23 April 2015
A job with the Woodford Folk Festival has become career magic for USC Business graduate Kim Pengelly.
The 27-year-old from Kawana is celebrating her promotion to deputy general manager of the festival, which this month won the major event category at the Australian Tourism Awards – beating even Victoria’s Melbourne Cup Carnival.
“It’s exciting because I love this festival and all of the people in it, including the large volunteer base and community network,” said Ms Pengelly, who gained the position of commercial manager at the festival within a year of graduating from her Bachelor of Business in 2010.
She is continuing in that role while “learning the ropes” as deputy to long-time general manager Amanda Jackes.
“Other than ticket sales, all the festival’s income streams remain under my umbrella,” she said. “That includes trade and sponsorship agreements, 180 stalls, 14 bars, a festival shop, extensive merchandise, two general stores, the dispatch department, on-site restaurants, cafes and internet cafes, and advertising.
“I’ll be doing more top-level negotiations and taking on funding applications, such as infrastructure grants to continue to shape ‘Woodfordia’ into the beautiful parkland we dream it to be.”
Pictured: Kim Pengelly (right) with festival executive assistant Eileen O'Shea holding their trophy at the Australian Tourism Awards.
Ms Pengelly is gearing up for her fifth festival this year, with tickets currently on sale for the world-renowned music, arts and cultural event from 27 December to 1 January.
“It’s the most magic place to work. It’s pretty rare for people to wish their Sundays away so they can get back to the office on Monday,” said the former Mountain Creek State High School student.
Ms Pengelly, who won the award for the Highest Achieving Student in Event Management at USC in 2009, said she was steered towards the original job through the coordinator of USC’s Event Management minor, David Gration.
Mr Gration said his former student’s success was a great example for other USC students aspiring to work in the industry, and a sign of the growing strength of the events industry in the region.
Ms Pengelly, who has also tutored in event management at USC, said she would continue to draw on skills from her degree, with a major in public relations and a minor in event management.
“We trade millions of dollars within the six days so it’s critical to have a business background.
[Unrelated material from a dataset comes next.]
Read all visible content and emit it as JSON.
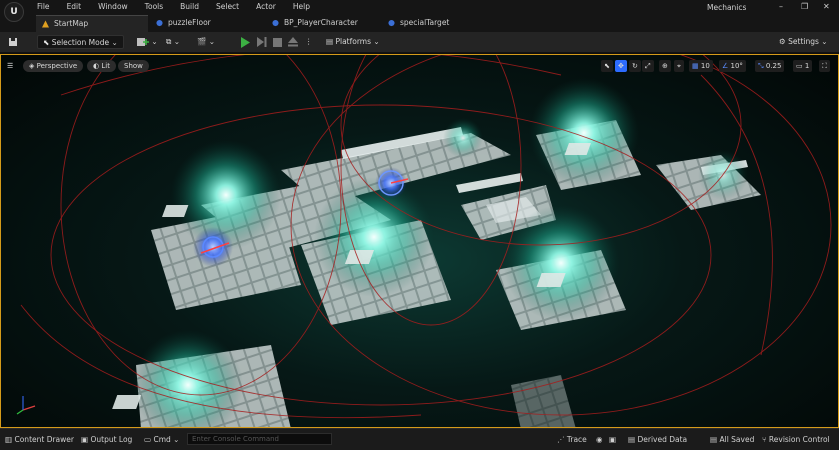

Our annual impact on the region’s economy last year was $24 million.
“It’s really a credit to my team that things run so smoothly. I have 43 contractors and department heads who manage 768 volunteers.
“I also get to do the glamorous stuff. Accepting the national tourism award at the black tie function in Adelaide was a massive privilege, standing next to some of the biggest and most reputable events in the country.
“I’ve employed a few USC grads and have had USC interns because I think it’s great to fuse the theory learned at university with real-life experience.”